From the past:
"Andy Royal and I used to rank cigarette brands according to how big a stain a mouthful made when blown through a fresh hanky. The darker, the browner, the better. Filter tips weren't real cigarettes....."
2004
My memories of ABHS are clear and fresh. Great mates, full of good fun and willing to give anything a go. I have nothing but good memories about what really could have been dark days (if one is to believe modern educational theory). Eugene was a tormented soul, and we probably didn’t help by forcing him to swing the cane higher and higher until it lost purchase....then backing him into a position where it got stuck in the door. Every twinge was worth it. I learned to laugh a fullsome paralysing belly laugh. We had a great sense of the ridiculous and a marked inclination to defy authority together, which I still do with pleasure. I remember Jeremy Cahill swinging round and round on the walkway steel poles (?pole dancer?)....he always got around more times than anyone else - broken many more limbs Jeremy? I was elected prefect, but vetoed by the teachers. My appointment eventually happened after Michael Bell went to Barker, and the objecting teacher was away. (After the Intermediate my parents sent me to Shore - something I still regret). Being a prefect taught me that power corrupts. I learned to smoke great brands like “Temple Bar” and “Salem” and “Camel”. Andy Royal and I used to rank cigarette brands according to how big a stain a mouthful made when blown through a fresh hanky. The darker, the browner, the better. Filter tips weren’t real cigarettes....I finally gave up in 1979. I married Marion Begbie in 1970. She and her three brothers were in a folk singing group ‘The Kinsfolk’ and had just returned to Australia aften spending 6 months touring the USA. My sister Carla (get your hand off it, Falster) married Marion’s brother Richard. They live at Rossi south of Bungendore, and we live at Gundaroo - Australia’s umbilicus. Marion and I had five kids...cold nights and fresh air is great for fecundity...three girls and two boys. The youngest is 21. The two older ones are married. We have five grandchildren. I scored the best woman a man could have, and the best bunch of mates in the next generation that could be imagined. They are all fun, full of life, cheeky, honest, clever, considerate, irreverent and I treasure every moment we spend together.

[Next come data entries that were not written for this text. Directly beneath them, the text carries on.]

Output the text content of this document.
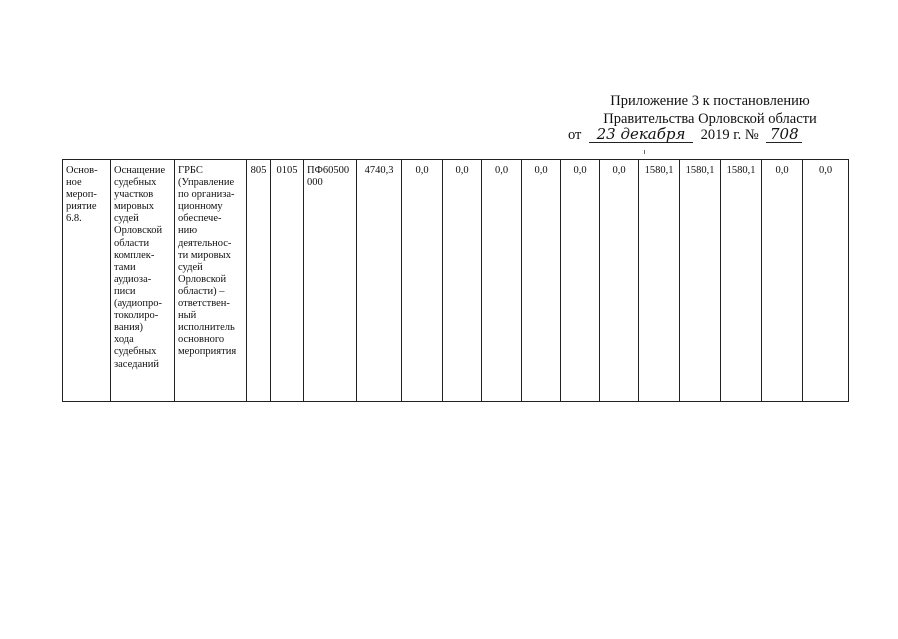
Приложение 3 к постановлению
Правительства Орловской области
от 23 декабря 2019 г. № 708
Основ-
ное
мероп-
риятие
6.8.	Оснащение
судебных
участков
мировых
судей
Орловской
области
комплек-
тами
аудиоза-
писи
(аудиопро-
токолиро-
вания)
хода
судебных
заседаний	ГРБС
(Управление
по организа-
ционному
обеспече-
нию
деятельнос-
ти мировых
судей
Орловской
области) –
ответствен-
ный
исполнитель
основного
мероприятия	805	0105	ПФ60500
000	4740,3	0,0	0,0	0,0	0,0	0,0	0,0	1580,1	1580,1	1580,1	0,0	0,0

My career involved becoming a vet, doing an external Masters (Syd), then a PhD in cancer pathology & virology at Glasgow Uni. I worked for 18 years with the Commonwealth DPI, 17 years in private practice and I have just completed the first year of my third reinvention as a Senior Product Evaluator of Veterinary Medicines with the Aust Pest & Vet Medicines Authority (APVMA). Love every minute or it! I have published around 140 papers on a range of topics - but thanks to Eugene and you lot - managed to get my finger up the nose of most people in authority ever since. Occasionally such actions have hit the national media and occasionally it has put me in touch with some of you.